Lloyd's China expects to double business this year - chairman

SHANGHAI (Reuters) - The Lloyd’s of London insurance market said on Tuesday it expects its China arm to more than double its insurance premiums this year to 2.5 billion yuan ( £280.93 million) compared with 2015.

A doorman looks out as workers walk in the rain past the Lloyd's of London building in the City of London, Britain, January 7, 2016. REUTERS/Toby Melville

China’s insurance market has become one of the world’s largest in recent years, but foreign players find an uneven regulatory playing field still restricts their access.
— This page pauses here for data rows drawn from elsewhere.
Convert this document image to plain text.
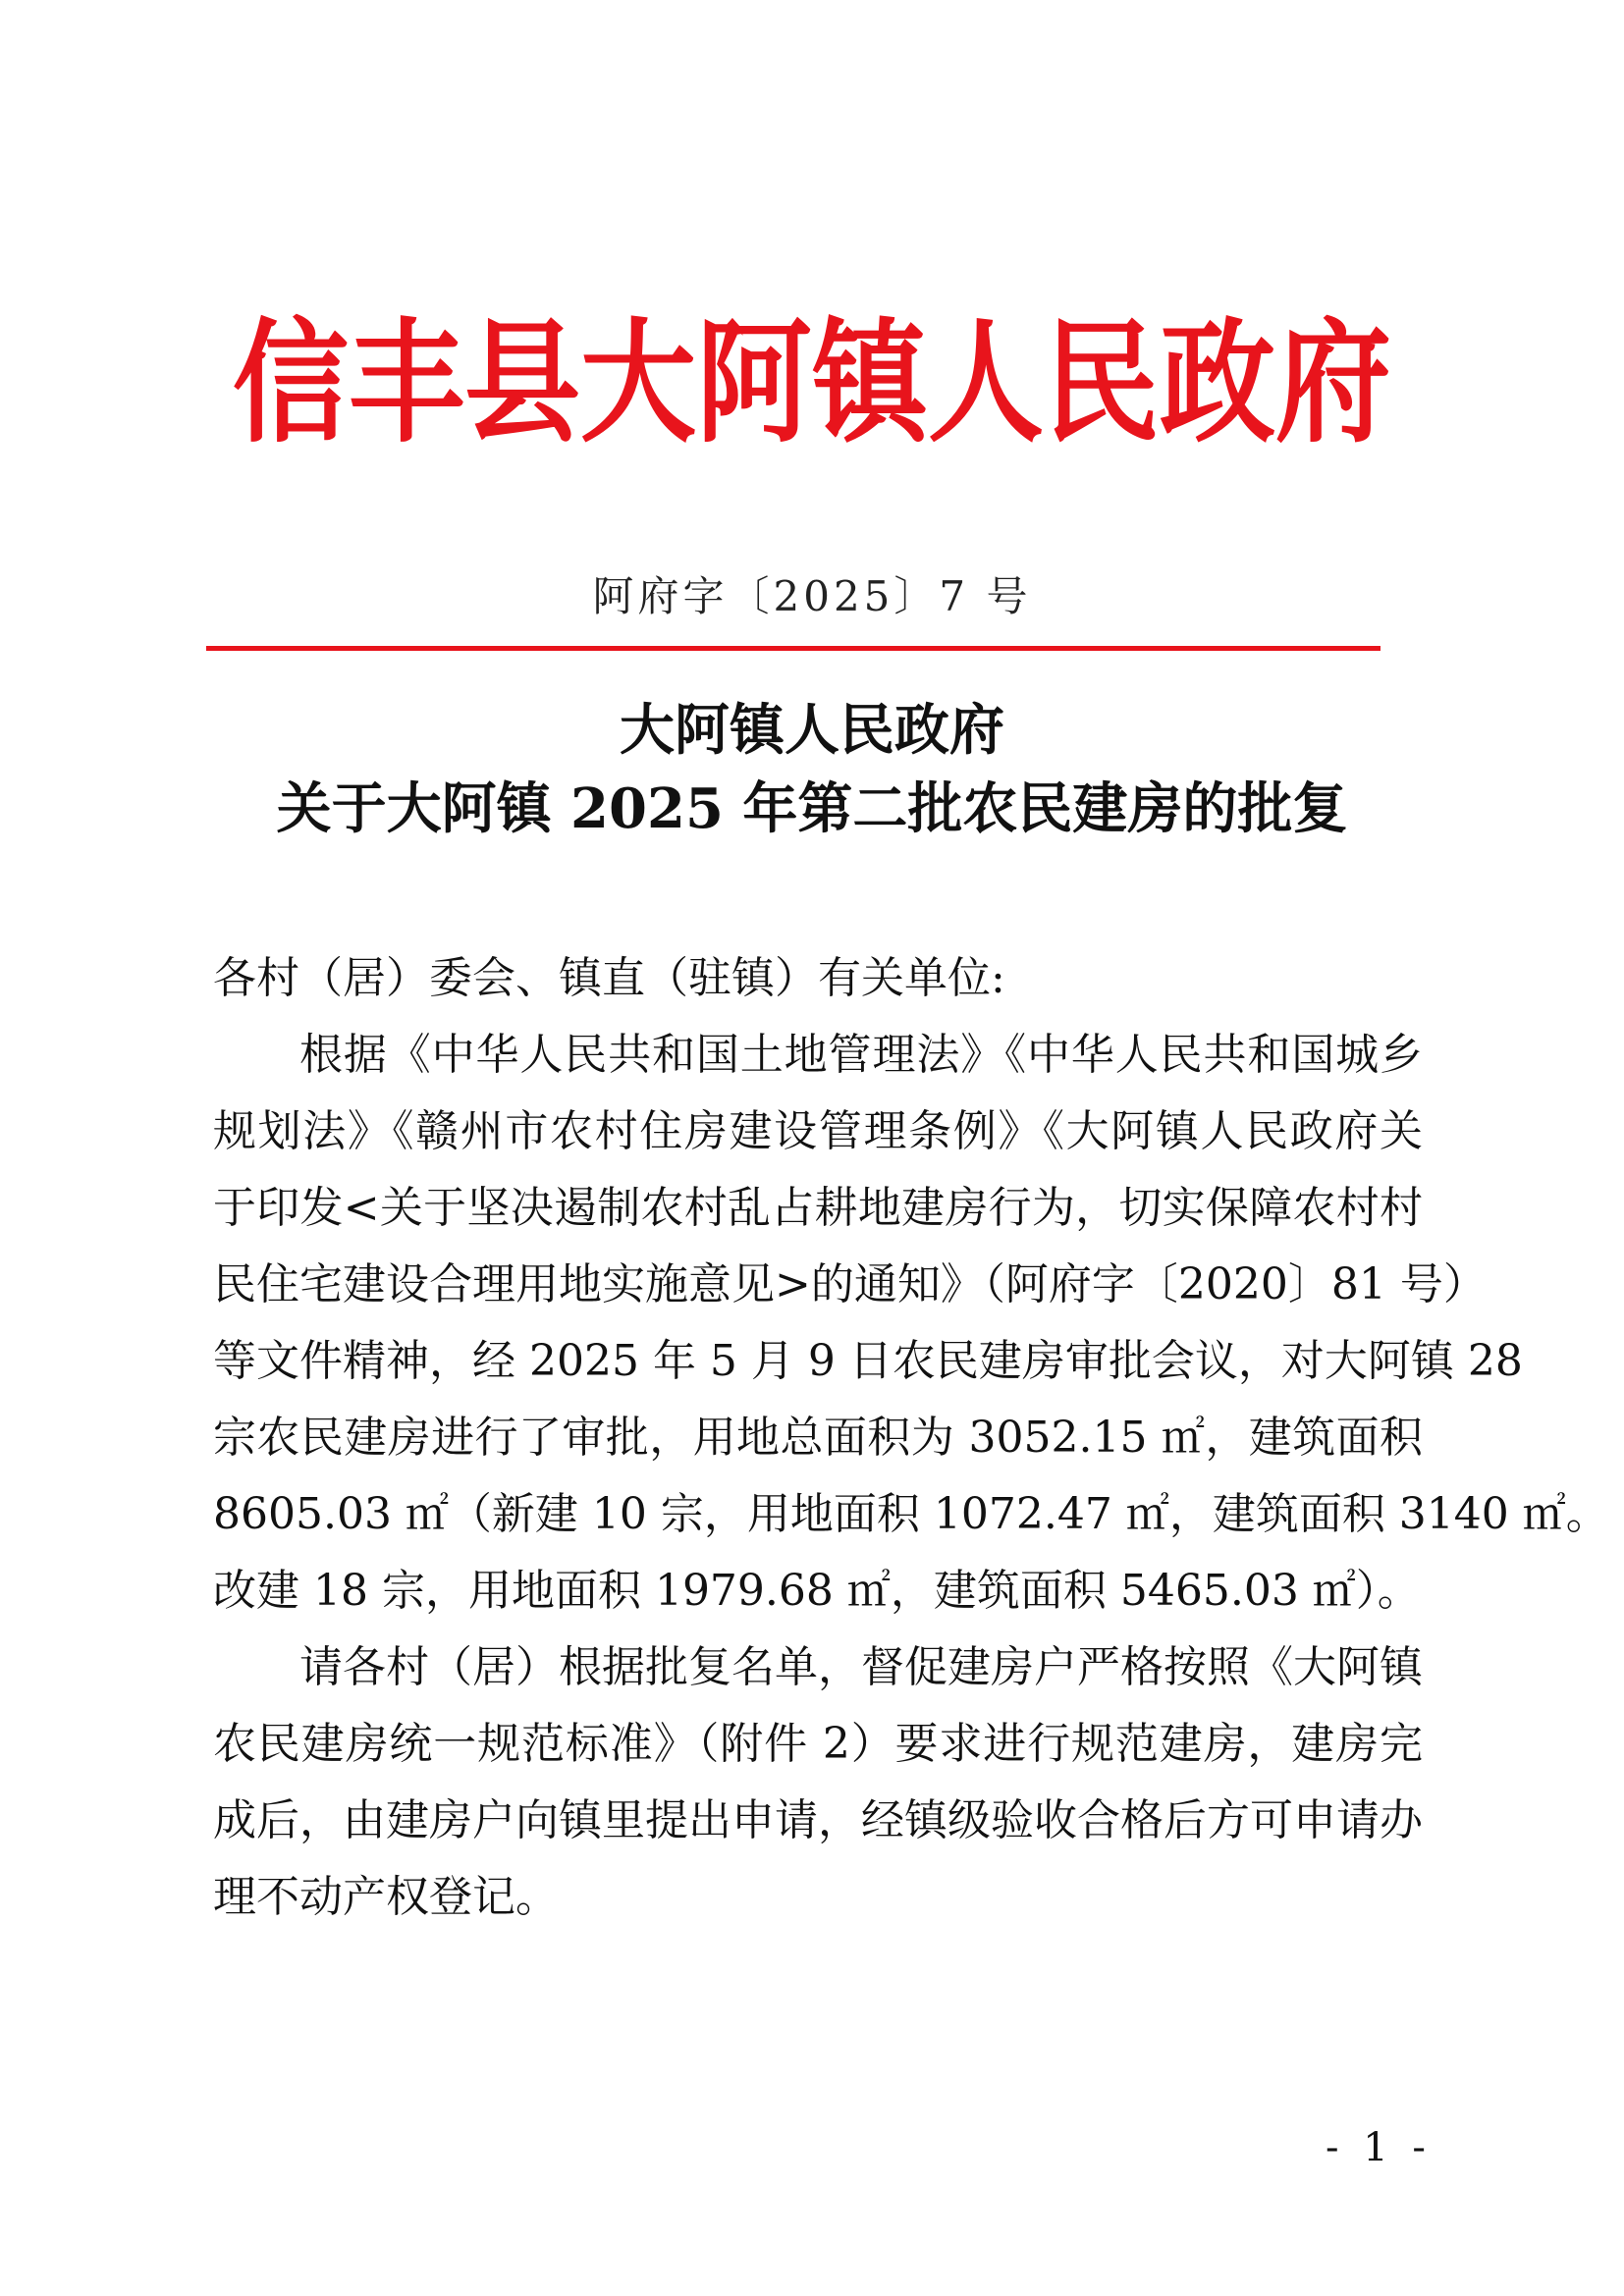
信丰县大阿镇人民政府
阿府字〔2025〕7 号
大阿镇人民政府
关于大阿镇 2025 年第二批农民建房的批复
各村（居）委会、镇直（驻镇）有关单位:
根据《中华人民共和国土地管理法》《中华人民共和国城乡
规划法》《赣州市农村住房建设管理条例》《大阿镇人民政府关
于印发<关于坚决遏制农村乱占耕地建房行为，切实保障农村村
民住宅建设合理用地实施意见>的通知》（阿府字〔2020〕81 号）
等文件精神，经 2025 年 5 月 9 日农民建房审批会议，对大阿镇 28
宗农民建房进行了审批，用地总面积为 3052.15 ㎡，建筑面积
8605.03 ㎡（新建 10 宗，用地面积 1072.47 ㎡，建筑面积 3140 ㎡。
改建 18 宗，用地面积 1979.68 ㎡，建筑面积 5465.03 ㎡）。
请各村（居）根据批复名单，督促建房户严格按照《大阿镇
农民建房统一规范标准》（附件 2）要求进行规范建房，建房完
成后，由建房户向镇里提出申请，经镇级验收合格后方可申请办
理不动产权登记。
- 1 -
Lloyd’s China reaped almost 900 million yuan of insurance premiums in 2015, but expects 2.5 billion yuan by the end of this year, Lloyd’s of London Chairman John Nelson told Reuters in an interview, adding that it was talking to a number of Chinese insurers who were interested in joining the platform.

“If I look at the business that we write globally for China including that (with business on Lloyd’s China platform) in dollar terms it’s north of half a billion dollars,” said Nelson.

“China is probably our single more important new-ish market,” he said.

Despite Lloyd’s growing presence in China, Nelson said there were regulations that make it tough for foreign insurance companies to do business there.

“It would be misleading if I were to say China is the easiest place for international companies to operate, but I think it’s one, certainly in insurance, where I think we certainly feel we’ve made progress,” said Nelson.

Due to domestic regulation, it is more expensive for a Chinese insurance company to place reinsurance offshore than in the domestic market, Nelson added.

“Some countries have this, but we would like to see that reduced and I think that would liberalise the market further,” he added.

In October last year, Lloyd’s of London struck a partnership agreement to help China Taiping to expand its global business network.

Lloyd’s investment returns dropped in the third quarter last year, hit by volatile markets.